Malaria remains one of the world’s most devastating diseases, resulting in almost 600,000 deaths annually, as estimated by the World Health Organization (WHO). While vaccines and monoclonal antibodies (mAbs) have made significant strides in reducing the burden of this disease, current WHO prequalified vaccines (RTS, S and R21) primarily target a single region of Plasmodium falciparum (the deadliest malaria-causing parasite), leading to limitations in the vaccines’ ability to provide broad and lasting protection.

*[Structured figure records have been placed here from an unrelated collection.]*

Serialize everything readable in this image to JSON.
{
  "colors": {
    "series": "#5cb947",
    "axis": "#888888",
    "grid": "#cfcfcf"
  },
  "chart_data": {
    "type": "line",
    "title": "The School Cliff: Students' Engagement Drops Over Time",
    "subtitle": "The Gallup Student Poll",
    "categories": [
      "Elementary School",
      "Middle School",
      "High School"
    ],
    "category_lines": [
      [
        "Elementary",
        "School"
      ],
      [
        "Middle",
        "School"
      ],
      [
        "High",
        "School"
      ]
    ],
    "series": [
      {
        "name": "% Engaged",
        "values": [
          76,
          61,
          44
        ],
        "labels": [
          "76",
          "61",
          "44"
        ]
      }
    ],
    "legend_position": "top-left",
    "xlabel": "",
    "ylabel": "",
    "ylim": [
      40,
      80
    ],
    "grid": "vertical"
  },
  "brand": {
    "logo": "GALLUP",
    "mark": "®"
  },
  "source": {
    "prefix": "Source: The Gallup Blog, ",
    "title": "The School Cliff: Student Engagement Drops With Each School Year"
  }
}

Now, researchers led by Joshua Tan, PhD, from the National Institute of Allergy and Infectious Diseases, a part of the National Institutes of Health, with key contributions from scientists at Scripps Research, have uncovered a novel class of mAbs that bind to a previously untapped vulnerability in P. falciparum. This discovery—outlined in a preclinical study published in Science on January 3, 2025—could lead to more comprehensive strategies for preventing malaria.
Among the newly identified mAbs from the Tan lab, one known as MAD21-101 demonstrated notable potential. It binds to a unique site on P. falciparum called pGlu-CSP, which isn’t targeted by existing malaria vaccines. This site becomes accessible after the parasite sheds part of its main surface protein during its stage as a sporozoite—the form of P. falciparum that travels through the skin and bloodstream and then infects the liver.
At this point, the circumsporozoite protein (CSP), which coats the sporozoite, undergoes a change: its now-exposed N-terminal glutamine (a type of amino acid) is chemically modified into a version called pyroglutamate (pGlu). This modification creates the pGlu-CSP site. The exposure of this site at a critical stage in the parasite’s life cycle offers a new target for prevention strategies that aim to stop the onset of malaria infection in the liver.
“These results mark an important advance in malaria research,” explains co-author Ian A. Wilson, DSc, the Hansen Professor of Structural Biology at Scripps Research.
“The distinct post-translational modification producing the pGlu-CSP site isn’t targeted by existing therapeutics, making this site an attractive target for combination therapies that could act to improve protection of vulnerable populations,” adds co-first author Re’em Moskovitz, PhD, a postdoctoral fellow in the Wilson lab.
As well as being a promising candidate for combination therapies or standalone interventions, MAD21-101 targets a highly conserved region of P. falciparum that remains consistent across strains.
Furthermore, the researchers suggest that the novel mAbs could provide a preventive option for infants in malaria-endemic regions, offering protection to those who haven’t yet received a vaccine. The findings could also inform development of next-generation vaccines that incorporate the novel target on P. falciparum.
Although MAD21-101 showed significant potential in preclinical models, further research is needed to assess its effectiveness in humans. Nevertheless, the results highlight the potential for innovative approaches to malaria prevention. The method used—isolating mAbs that bind to less obvious but crucial regions of pathogens—could also be applied to other infectious diseases.
At its core, this study underscores the importance of exploring novel strategies to address persistent global health challenges.
“The fight against malaria is far from over, but these findings offer new opportunities for novel therapies for the millions of people affected by the disease each year,” says Wilson.
Research reported in this article was supported by the National Institute of Allergy and Infectious Diseases of the National Institutes of Health. The content is solely the responsibility of the authors and does not necessarily represent the official views of the National Institutes of Health.